The Uneasy Crown

The buy-out business is booming, but capitalism's new kings are attracting growing criticism.

More threatening than criticism are the problems of success. With so much interest in private equity, more money than ever is chasing deals. To increase the number of deals they can do, several of the bigger firms are said to have become interested again in hostile takeovers, at least for the funds they are now raising. Club deals may also pose difficulties, especially if things do not go according to plan and partners have a difference of opinion.

And there are the diseconomies of scale common to any business that has grown so far from its entrepreneurial roots. Not for nothing have the biggest private-equity firms been called the “new conglomerates”. They are sprawling empires, with extremely diverse firms to manage. For example, Blackstone’s portfolio includes stakes in Michael’s, an arts and crafts retailer; Emcure Pharmaceuticals; Deutsche Telekom; Orangina, a drinks firm; FGIC, a bond insurer, and Houghton Mifflin, a publisher. It also owns part of SunGard in partnership with KKR. KKR’s assets include HCA, a health-care firm; NXP, once the semiconductor business of Philips; Primedia, a publisher; Sealy, a mattress-maker; and Toys “R” Us.

Can private-equity firms manage their empires? Harvard’s Mr Lerner worries about the spread of bureaucracy and in-fighting, including battles over how to share out the spoils when the performance of different parts of the firm varies sharply. He points to Carlyle as a good example of a firm tackling these difficulties with its centralised, team-building “One Carlyle” process. As the founders step down at several of the bigger private-equity firms, succession may add to the burden.

When the Credit Stops

The credit markets show no sign of losing their appetite for lending. On the contrary, private-equity firms report turning down offers of credit because they are too generous. Nonetheless, leverage is rising steadily, to worrying levels. One day the market will dry up, perhaps suddenly, and what will happen then?

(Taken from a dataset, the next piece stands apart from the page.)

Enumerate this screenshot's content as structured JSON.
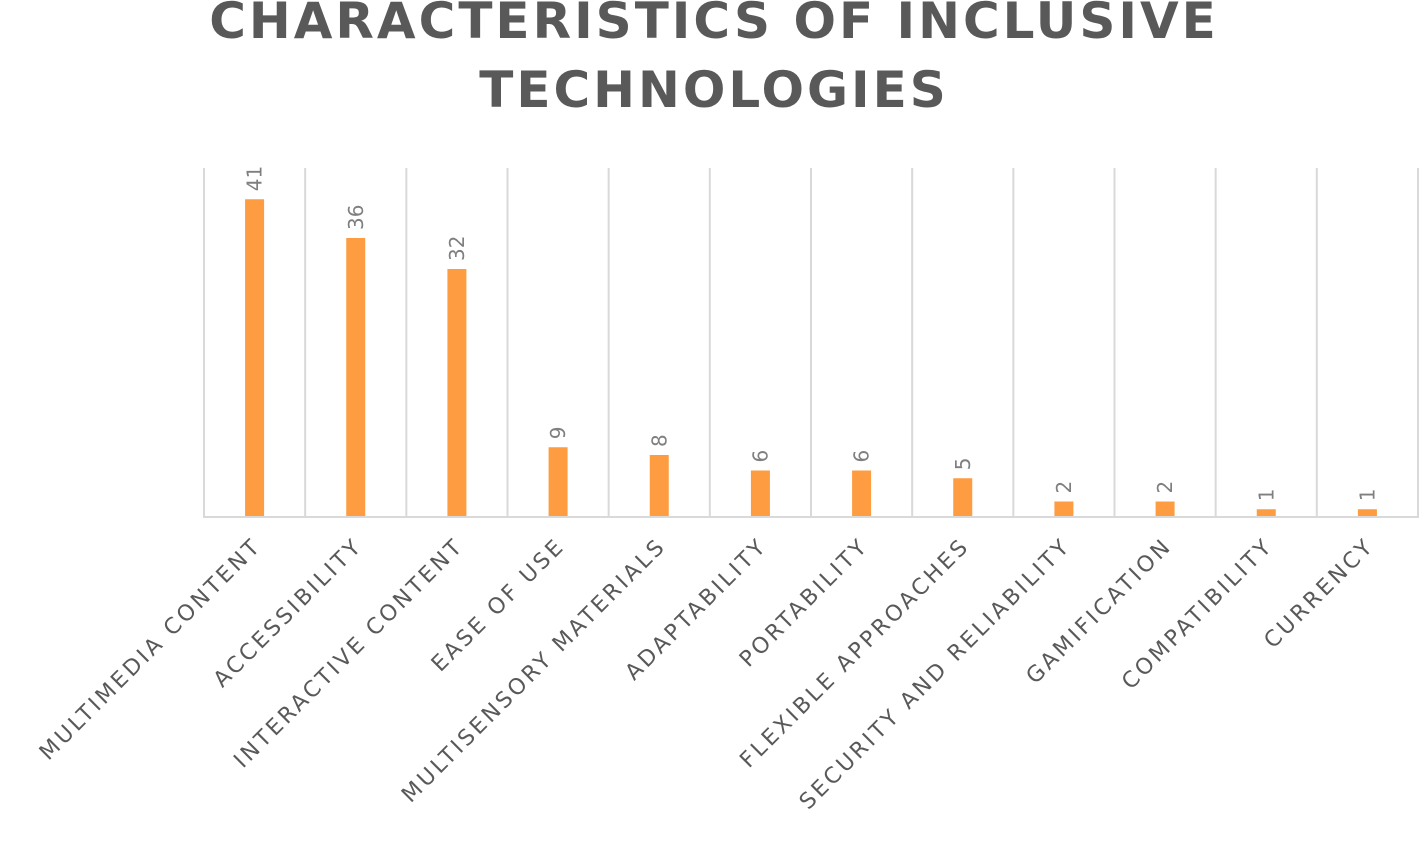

Chicago’s Mr Kaplan is surprisingly optimistic. The repayment terms on loans to private equity are far more generous than in the 1980s, when repayment of the principal started immediately. Now there is often no requirement to start repaying the principal until after seven or more years. As a result, private-equity firms are likely to have a lot of time to put things right if one of their firms gets into trouble.

The industry also has to watch for a change in the behaviour of public companies, which are starting to respond to shareholder pressure to get a higher price from private-equity bidders. “Shareholders are increasingly asking why they are selling at a price less than what it will be worth in the future.” says Colin Blaydon, of the Tuck Centre for Private Equity and Entrepreneurship. GE recently imposed limits on the number of private-equity firms that could club together to bid for its plastics division to try to ensure a competitive auction rather than a carve-up.

Activist hedge funds are also putting pressure on likely targets to increase their borrowing. This, they think, will both increase the value of the firm in just the way it would under private-equity ownership, and remove one of the main incentives for private equity to buy.

Perhaps the greatest threat to the continued growth of private equity is regulation. The burden on public companies may be eased. Sarbanes-Oxley is likely to be given a makeover this year, with its notorious section 404 on internal controls watered down. On the other hand, politicians may increasingly try to regulate the private-equity industry.

One chief executive recently observed: “The moment a public pension fund loses 20% of its value due to some private-equity investment going wrong, private equity will get its own Sarbanes-Oxley.” The new kings of capitalism must try to prevent this from happening by showing that they really are a force for good.